Las Vegas Sun

May 19, 2024

Nurses union says labor practices at MountainView unfair

Updated Wednesday, July 15, 2009 | 4:18 p.m.

The California Nurses Association has filed charges alleging unfair labor practices by MountainView Hospital in its efforts to organize the 450 registered nurses at the northwest Las Vegas facility.

The National Labor Relations Board said it received the filing today.

The nursing union, which had elections set for next week, alleges the hospital management has launched a campaign to intimidate the RNs and bust the union.

MountainView Hospital spokesman Dan Davidson refuted the claims, saying that the hospital also wants an election.

"The filing by the California nurses union is a typical stall tactic. Our nurses want an election. We want an election. The only group that doesn’t want an election is the C.N.A. because our nurses are going to vote against them and they know it," Davidson said in an e-mail.

The union alleges that administrators have threatened RNs with withdrawal of benefits if the union won, interrogated RNs about their union sympathies, spied on RNs, barred talk supporting the union from employee areas such as the break room and injected religious issues such as abortion trying to sway votes, said Lisa Morowitz, spokeswoman for the National Nurses Organizing Committee of the California Nurses Association.

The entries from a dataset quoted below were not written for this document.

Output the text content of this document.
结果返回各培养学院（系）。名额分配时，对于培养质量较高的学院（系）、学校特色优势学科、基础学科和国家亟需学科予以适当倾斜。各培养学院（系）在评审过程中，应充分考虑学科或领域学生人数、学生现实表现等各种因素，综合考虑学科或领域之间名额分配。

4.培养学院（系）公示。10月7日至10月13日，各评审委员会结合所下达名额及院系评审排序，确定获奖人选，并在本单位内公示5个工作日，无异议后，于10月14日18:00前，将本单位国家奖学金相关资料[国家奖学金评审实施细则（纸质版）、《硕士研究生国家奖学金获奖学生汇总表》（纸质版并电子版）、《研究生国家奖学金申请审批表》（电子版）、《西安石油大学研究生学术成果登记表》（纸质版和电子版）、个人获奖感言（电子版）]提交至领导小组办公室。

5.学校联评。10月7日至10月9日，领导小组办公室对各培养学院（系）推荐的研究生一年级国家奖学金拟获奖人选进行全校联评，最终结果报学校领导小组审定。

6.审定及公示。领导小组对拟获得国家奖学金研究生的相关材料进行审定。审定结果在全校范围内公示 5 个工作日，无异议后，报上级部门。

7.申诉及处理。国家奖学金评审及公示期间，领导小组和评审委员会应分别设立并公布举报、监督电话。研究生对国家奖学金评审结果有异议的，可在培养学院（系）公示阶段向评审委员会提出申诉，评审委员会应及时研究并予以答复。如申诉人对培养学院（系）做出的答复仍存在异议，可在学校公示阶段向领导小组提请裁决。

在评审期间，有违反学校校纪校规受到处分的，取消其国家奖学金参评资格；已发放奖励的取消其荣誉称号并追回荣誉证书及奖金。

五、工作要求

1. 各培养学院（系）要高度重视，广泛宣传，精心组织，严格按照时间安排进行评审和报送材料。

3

No union currently represents any employees at MountainView, Morowitz said, and MountainView is the only non-union hospital among the HCA facilities in Las Vegas.

More than a majority of registered nurses signed cards supporting the union's organizing effort at MountainView, Morowitz said. The National Labor Relations Board requires only 30 percent of a group sign interest cards to schedule an election. The California Nurses Association is organizing only RNs, not licensed practical nurses or certified nursing assistants, she said.

"With a majority of nurses supporting the union, HCA should be working with us to negotiate instead of fighting," Morowitz said.

Instead, she said, nurses are taken away from patient care to talk to managers, who try to persuade them to vote against the union and do not allow arguments from the union's side.

"The nurses say there is no chance that this is an environment for a fair election," Morowitz said.

The registered nurses originally asked the union to come in because of their concerns about staffing, Morowitz said. They also want to have more of a voice on the job.